Does Yamaha use different pitches for different models?
They certainly do, for different models and different engines. They also use ride plates on some and not on others...even with the exact same engine.
 
They certainly do, for different models and different engines. They also use ride plates on some and not on others...even with the exact same engine.

The ride plates are only on the 240's i believe, and i believe that is because the hull was easier to basically keep the same but the engine placement required the pump be put further back. In order to protect/support everything correctly the ride plate was put on there. I remember some people having issues when those were not quite square and the boats steered a bit off.
The 21 footers had a bit more of a hull redesign and i don't think they required the ride plates. Can anyone confirm that?

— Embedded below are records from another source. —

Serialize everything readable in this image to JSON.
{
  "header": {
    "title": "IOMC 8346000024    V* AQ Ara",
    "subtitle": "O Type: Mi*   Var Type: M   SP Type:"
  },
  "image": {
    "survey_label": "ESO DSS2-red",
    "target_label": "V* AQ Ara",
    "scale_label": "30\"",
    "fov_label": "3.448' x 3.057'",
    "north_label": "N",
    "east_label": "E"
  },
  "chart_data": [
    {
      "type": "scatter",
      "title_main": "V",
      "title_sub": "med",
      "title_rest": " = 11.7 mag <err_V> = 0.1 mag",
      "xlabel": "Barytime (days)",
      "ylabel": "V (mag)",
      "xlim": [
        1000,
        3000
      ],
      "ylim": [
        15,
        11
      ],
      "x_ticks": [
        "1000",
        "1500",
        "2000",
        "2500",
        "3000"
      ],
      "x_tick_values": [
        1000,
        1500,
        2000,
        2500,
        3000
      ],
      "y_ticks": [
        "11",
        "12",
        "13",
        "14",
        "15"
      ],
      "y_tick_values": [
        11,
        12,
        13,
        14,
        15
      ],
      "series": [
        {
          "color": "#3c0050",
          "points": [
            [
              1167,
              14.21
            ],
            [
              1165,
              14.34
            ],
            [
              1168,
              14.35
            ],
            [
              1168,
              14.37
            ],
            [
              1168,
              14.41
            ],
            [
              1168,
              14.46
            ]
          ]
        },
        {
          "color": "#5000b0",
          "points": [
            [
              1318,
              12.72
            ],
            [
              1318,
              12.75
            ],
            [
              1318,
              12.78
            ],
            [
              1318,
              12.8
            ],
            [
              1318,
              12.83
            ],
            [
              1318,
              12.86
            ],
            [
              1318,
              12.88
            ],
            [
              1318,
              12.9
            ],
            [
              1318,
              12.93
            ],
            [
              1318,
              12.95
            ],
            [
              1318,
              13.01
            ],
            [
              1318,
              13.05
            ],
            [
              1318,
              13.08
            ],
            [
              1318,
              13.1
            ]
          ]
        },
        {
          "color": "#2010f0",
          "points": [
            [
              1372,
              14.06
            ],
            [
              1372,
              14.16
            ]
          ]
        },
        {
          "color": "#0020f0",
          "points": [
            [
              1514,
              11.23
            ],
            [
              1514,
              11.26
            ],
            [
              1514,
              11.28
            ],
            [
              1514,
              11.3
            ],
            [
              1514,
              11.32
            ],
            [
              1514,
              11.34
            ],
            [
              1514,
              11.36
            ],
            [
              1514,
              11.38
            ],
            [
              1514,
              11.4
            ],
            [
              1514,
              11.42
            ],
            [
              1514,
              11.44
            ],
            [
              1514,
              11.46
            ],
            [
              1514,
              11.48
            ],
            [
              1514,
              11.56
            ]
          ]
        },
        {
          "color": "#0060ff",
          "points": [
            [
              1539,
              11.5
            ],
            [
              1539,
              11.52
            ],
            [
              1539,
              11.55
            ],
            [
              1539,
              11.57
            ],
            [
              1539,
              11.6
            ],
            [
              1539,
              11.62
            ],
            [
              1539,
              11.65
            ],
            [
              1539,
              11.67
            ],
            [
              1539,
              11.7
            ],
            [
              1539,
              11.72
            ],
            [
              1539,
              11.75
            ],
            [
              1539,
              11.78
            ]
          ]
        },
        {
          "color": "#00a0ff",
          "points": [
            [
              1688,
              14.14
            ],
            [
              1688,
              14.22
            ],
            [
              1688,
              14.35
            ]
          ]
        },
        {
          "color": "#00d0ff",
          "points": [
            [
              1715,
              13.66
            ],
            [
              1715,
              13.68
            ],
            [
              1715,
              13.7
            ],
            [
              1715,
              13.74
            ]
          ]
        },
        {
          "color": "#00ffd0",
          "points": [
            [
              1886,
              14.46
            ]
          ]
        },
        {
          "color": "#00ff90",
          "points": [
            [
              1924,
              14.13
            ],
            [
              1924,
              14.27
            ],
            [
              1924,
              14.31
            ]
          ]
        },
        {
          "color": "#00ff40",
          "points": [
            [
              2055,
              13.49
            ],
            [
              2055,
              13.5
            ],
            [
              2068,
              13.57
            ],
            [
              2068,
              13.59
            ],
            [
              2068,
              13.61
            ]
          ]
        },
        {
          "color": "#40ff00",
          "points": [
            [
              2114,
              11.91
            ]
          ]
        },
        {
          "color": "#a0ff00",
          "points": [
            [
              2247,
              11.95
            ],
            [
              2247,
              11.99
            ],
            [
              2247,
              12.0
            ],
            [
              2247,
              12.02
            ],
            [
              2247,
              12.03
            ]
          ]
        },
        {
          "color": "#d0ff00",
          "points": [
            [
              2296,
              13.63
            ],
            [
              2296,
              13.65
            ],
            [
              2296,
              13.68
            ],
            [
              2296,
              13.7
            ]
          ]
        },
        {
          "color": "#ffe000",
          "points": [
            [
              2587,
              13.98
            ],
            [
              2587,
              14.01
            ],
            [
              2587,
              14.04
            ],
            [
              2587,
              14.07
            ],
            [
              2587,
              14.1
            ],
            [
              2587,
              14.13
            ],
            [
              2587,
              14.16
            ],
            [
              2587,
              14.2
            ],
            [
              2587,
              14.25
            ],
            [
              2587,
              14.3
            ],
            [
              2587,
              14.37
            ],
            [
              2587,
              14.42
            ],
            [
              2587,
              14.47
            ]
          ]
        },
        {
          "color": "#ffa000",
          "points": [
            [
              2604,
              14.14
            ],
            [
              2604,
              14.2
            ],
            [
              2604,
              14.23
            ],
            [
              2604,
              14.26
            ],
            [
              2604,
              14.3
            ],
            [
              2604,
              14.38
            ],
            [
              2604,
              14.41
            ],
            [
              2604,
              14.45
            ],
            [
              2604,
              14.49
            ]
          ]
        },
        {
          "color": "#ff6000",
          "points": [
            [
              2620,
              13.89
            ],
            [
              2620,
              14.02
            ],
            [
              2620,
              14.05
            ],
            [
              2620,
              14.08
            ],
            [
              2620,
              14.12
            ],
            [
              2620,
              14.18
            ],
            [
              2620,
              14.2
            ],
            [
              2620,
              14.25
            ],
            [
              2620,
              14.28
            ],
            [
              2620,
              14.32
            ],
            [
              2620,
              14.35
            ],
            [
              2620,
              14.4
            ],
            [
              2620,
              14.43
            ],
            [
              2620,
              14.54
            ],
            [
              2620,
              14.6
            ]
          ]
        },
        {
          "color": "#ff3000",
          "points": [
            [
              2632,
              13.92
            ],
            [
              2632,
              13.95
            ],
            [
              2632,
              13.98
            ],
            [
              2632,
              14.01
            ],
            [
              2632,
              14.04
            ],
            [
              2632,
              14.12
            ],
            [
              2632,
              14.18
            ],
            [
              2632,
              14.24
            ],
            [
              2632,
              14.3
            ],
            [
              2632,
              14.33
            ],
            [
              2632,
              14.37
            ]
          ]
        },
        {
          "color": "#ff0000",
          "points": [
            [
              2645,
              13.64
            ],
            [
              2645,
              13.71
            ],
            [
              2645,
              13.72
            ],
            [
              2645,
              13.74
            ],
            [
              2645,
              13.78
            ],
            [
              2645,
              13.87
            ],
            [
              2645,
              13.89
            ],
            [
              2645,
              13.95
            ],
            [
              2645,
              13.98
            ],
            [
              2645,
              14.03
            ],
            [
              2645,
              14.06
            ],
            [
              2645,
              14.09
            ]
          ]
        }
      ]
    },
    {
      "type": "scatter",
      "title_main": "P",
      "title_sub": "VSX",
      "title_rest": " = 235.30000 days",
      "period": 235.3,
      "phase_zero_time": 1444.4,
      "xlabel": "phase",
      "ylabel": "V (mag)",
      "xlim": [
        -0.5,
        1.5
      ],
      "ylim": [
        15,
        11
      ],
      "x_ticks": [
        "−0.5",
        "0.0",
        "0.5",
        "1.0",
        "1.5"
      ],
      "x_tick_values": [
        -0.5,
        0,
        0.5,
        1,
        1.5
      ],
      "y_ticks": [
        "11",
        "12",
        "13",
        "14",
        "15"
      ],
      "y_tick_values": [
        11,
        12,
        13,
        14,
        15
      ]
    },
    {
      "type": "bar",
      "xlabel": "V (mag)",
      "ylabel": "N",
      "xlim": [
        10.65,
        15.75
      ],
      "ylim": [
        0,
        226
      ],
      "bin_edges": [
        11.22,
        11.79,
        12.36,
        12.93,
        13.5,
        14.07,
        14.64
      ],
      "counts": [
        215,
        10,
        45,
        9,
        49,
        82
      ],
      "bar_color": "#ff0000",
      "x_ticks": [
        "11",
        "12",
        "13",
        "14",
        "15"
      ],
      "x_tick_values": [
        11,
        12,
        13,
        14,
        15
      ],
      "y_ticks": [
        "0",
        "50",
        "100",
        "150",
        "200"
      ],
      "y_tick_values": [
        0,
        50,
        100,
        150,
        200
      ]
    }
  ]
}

The impellers i believe are even pitched differently from side to side!
For more information on why google pump loading :)
 
@Speedling My '04 has the 998cc non HO motors in it and they are listed as 140hp a piece and the impellers are 16.3° port/ 17.3° starboard. The engine RPM's max out at about 10200 rpm. I can't remember my max avg. speed but I know i've seen the speedo bounce around 50mph before in perfect conditions.
 
@Speedling My '04 has the 998cc non HO motors in it and they are listed as 140hp a piece and the impellers are 16.3° port/ 17.3° starboard. The engine RPM's max out at about 10200 rpm. I can't remember my max avg. speed but I know i've seen the speedo bounce around 50mph before in perfect conditions.
I forgot that there is 3 mr1's! 110,140,160 hp versions! Sheesh, what a statistical nightmare!
Can't trust the speedo though. I have seen mine go to 60 mph, but only ever got 52 on gps.
Also, you would be surprised what the impellers actually read! Mine varied 6 degrees on the trailing edge! All three blades could read something totally different! I put on two 14/20 solas impellers and that waa the final kick to my boat to get me to 52 mph.
 
Yeah, I would say 45 to 47 mph is probably a more realistic number, and when I saw it bouncing off 50. I was by myself with absolutely calm water. I'll have to check the gps a few times this year just to see what I'm actually running.